Multiple lockdowns slowed down global supply chains. Some sectors were hit more severely than others, but all were affected in one way or another. For instance, demand for certain recreational activities increased in Q4 of 2020 (see chart below) as people had to take care of their mental health and didn’t need to commute to the office. Demand for clothing, as people spent more time at home, went down.
Source: BEA and World Data Lab projections for Q4 2020
Factors such as currency appreciation, taxes, subsidies, sanctions, and supply chain disruptions all go into the cost passed on to consumers. Pandemic-related changes in lifestyle — like job loss or stay-at-home orders — also impact disposable income, and can change spending habits, especially in the long-run.

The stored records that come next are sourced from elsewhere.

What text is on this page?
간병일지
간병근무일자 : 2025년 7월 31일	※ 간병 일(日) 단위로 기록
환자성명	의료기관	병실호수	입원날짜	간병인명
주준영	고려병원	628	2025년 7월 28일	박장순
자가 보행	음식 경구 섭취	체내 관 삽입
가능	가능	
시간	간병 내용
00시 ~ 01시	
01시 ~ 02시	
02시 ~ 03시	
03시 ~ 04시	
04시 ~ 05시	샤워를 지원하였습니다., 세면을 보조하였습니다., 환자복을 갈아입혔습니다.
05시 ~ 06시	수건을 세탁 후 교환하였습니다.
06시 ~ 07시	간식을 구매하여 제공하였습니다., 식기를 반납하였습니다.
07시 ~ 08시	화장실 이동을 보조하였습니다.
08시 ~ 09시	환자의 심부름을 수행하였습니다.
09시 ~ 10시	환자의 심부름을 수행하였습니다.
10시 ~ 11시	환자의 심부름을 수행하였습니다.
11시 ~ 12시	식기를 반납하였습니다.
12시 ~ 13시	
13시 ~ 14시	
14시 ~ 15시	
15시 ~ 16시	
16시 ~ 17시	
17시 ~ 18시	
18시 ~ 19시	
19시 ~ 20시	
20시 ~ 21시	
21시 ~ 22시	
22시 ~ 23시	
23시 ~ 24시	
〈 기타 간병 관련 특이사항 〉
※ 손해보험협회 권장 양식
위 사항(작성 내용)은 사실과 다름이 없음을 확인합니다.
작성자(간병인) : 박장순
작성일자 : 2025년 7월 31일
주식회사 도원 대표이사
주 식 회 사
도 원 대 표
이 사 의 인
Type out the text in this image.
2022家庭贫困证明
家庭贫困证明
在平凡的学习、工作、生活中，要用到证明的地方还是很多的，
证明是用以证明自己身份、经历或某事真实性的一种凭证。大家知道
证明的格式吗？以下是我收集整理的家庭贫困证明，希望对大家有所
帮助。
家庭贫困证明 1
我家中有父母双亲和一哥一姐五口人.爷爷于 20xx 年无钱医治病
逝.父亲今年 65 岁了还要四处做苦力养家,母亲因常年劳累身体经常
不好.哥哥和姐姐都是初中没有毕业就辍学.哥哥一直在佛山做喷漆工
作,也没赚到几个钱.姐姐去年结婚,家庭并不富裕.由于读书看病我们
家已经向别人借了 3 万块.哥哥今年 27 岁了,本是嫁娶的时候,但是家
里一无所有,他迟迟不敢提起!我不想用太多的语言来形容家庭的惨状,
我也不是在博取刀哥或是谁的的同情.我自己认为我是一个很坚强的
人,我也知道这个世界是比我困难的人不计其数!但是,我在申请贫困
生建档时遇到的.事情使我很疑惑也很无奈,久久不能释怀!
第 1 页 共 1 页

Adding fuel to the fire is government stimulus money, which increased the amount people have available to spend. Usually, when money supply increases, people increase their spending. Inflation is only inflation if supply can’t keep up in the long run, and if money supply increases without growing the economy.
Post-pandemic, price trends are hard to summarize. Everything from computer chips to lumber are in shortage. When people demand more goods and services than producers can generate, there aren’t enough goods and services to go around. The market solution to that problem is higher prices. And that’s what’s happening. Simultaneously, stimulus money increased the amount people have available to spend.
In the long run, producers usually figure out a way to increase supply to meet demand. If and when this happens in a post-pandemic world, there’s good reason to think this current inflation is “transitory,” or temporary, until the supply shortages subside. Of course, the rate of inflation may not be uniform across all goods. History shows that even if prices fall for some items (like those that can be disrupted by technology), overall prices tend to remain permanently higher. In other words, even when inflation spiked on a year-over-year basis but then normalized, prices remained at similar levels, meaning inflation was transitory (or short-lived) in the rate of change, but not absolute terms.
The first and most important characteristic of real estate in an inflationary environment is that it’s a scarce asset. In other words, it’s an asset that is naturally limited in supply, and it serves fundamental human needs. As inflation numbers go up and prices for other needs go up, fixed monthly mortgage payments for previously purchased property remain the same. Not only that, but real estate has the ability to earn income through rental payments that can be adjusted as prices go up — a boon for investors or homeowners who choose to rent. That’s why single family rental operators are deploying billions of dollars to buy rentals. The best and simplest concept to understand is hotels. They have nightly lease terms. If inflation rises, hotels can immediately adjust rates. While yearly rent can’t be adjusted quite as quickly as a night’s hotel room, it does respond to market forces.